Results indicate that several factors may contribute to the significantly higher prevalence of bTB in hunting areas A and B rather than in the area (F) situated further north, where wild boar presented low levels of the disease (Tables 2 and 4). These results also suggest that wild boar may play an important role in the emergence of new disease foci in distant areas that infected red deer cannot reach.

Spoligotyping of 48 M. bovis isolates from red deer and wild boar revealed eight different closely related spoligotypes. Cluster analysis identified three groups of spoligotypes (Fig. 3). The first and largest group (group I) comprised five spoligotypes, four of which were derived from spoligotype SB0121 by the absence of one spacer and the fifth by the absence of two spacers. Spoligotype SB0121 is the most frequent type occurring in cattle from Portugal and Spain (Duarte et al. 2008; Aranaz et al. 2004; Parra et al. 2005). Group I also included the two most frequent spoligotypes found in this study, SB1264 and SB1195. These two spoligotypes were the most widely distributed, occurring in all hunting areas except areas D and E (SB1264) and areas C, E, and F (SB1195, Table 6). Hunting area A had the highest number of M. bovis isolates and the highest level of spoligotype diversity; all the eight spoligotypes were reported. All spoligotypes were also detected in area B, with the exception of spoligotype SB1314 which occurred exclusively in area A. Four of the eight spoligotyping patterns identified were exclusive to red deer (SB0122, SB0140, SB0265, SB1314), while the remaining four patterns (SB0121, SB1174, SB1195, SB1264) were common to both wild boar and red deer, indicating a possible common source of infection (Table 6). Red deer isolates had greater spoligotype diversity, generating all the spoligotypes identified in this study. According to Corner (2006), the presence of exclusive spoligotypes in one animal species may indicate an important role as a bTB maintenance host. The most prevalent spoligotype SB1264 (25%), reported for the first time in Portuguese wildlife in this study, was already referred by Aranaz et al. (2004) in Doñana National Park (South Spain) in wild boar, red deer, fallow deer, cattle, and Iberian lynx.
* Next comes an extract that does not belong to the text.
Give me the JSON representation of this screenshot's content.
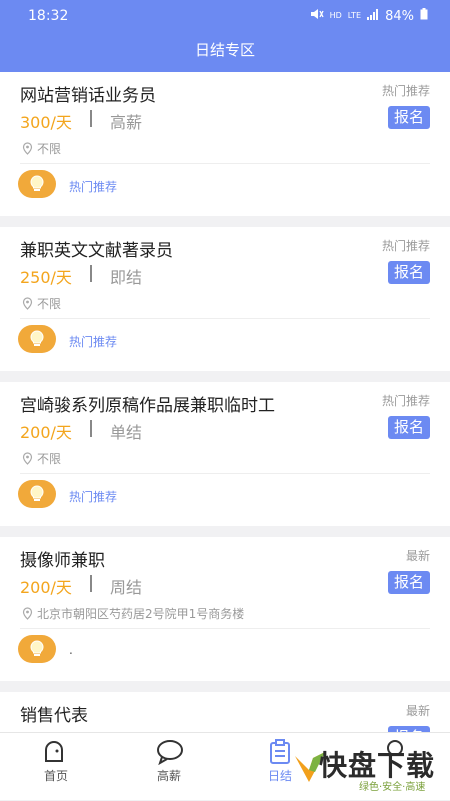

Cattle, sheep, and goat are often present in hunting areas throughout Idanha-a-Nova, and domestic and wild animals occasionally share pastures and water resources. In bTB-infected cattle from Idanha-a-Nova, the most frequent spoligotypes detected between 2008 and 2010 were SB0121 (28.6%), SB1090 (23.8%), and SB0119 (19.1%; unpublished data), corresponding to 71.4% of the spoligotype patterns identified in cattle from that region. Spoligotype SB0121 was the only type common to both cattle and large game in this study, identified in 12.5% of bTB-infected game animals. The spoligotypes SB1090 and SB0119 belong to a group of seven closely related spoligotypes identified in Portugal (Matos et al. 2010) that differ from the SB0121 pattern by the absence of a single spacer. Although our results indicate possible transmission between domestic and wild animal species, additional sources of M. bovis infection in cattle should be considered.
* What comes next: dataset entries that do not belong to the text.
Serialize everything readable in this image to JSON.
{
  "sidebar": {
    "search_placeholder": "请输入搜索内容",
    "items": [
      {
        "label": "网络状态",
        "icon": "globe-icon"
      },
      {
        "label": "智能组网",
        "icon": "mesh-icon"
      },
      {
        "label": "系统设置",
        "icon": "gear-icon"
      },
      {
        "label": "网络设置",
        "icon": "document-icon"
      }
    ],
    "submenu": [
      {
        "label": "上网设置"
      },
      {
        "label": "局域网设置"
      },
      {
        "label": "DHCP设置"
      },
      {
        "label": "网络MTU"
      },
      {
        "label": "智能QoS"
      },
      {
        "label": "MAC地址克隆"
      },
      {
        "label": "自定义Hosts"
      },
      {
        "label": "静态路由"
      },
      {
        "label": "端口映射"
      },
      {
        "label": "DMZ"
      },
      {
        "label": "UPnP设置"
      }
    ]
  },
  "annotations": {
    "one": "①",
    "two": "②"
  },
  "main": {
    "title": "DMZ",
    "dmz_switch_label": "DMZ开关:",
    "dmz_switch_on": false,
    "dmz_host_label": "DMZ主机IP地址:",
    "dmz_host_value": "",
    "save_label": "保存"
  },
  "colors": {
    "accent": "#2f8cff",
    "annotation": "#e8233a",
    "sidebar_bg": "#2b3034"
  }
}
Our results highlight the potential importance of wild boar and red deer in the continuance of bTB in East-Central Portugal. This area should be the focus of special veterinary measures to improve surveillance control and apply strategies to reduce spread of the disease. The information gathered in the GIS project created specifically for this study enables information to be updated on a regular basis and is an essential tool for the assessing bTB progress and improvement of disease control schemes in Portugal.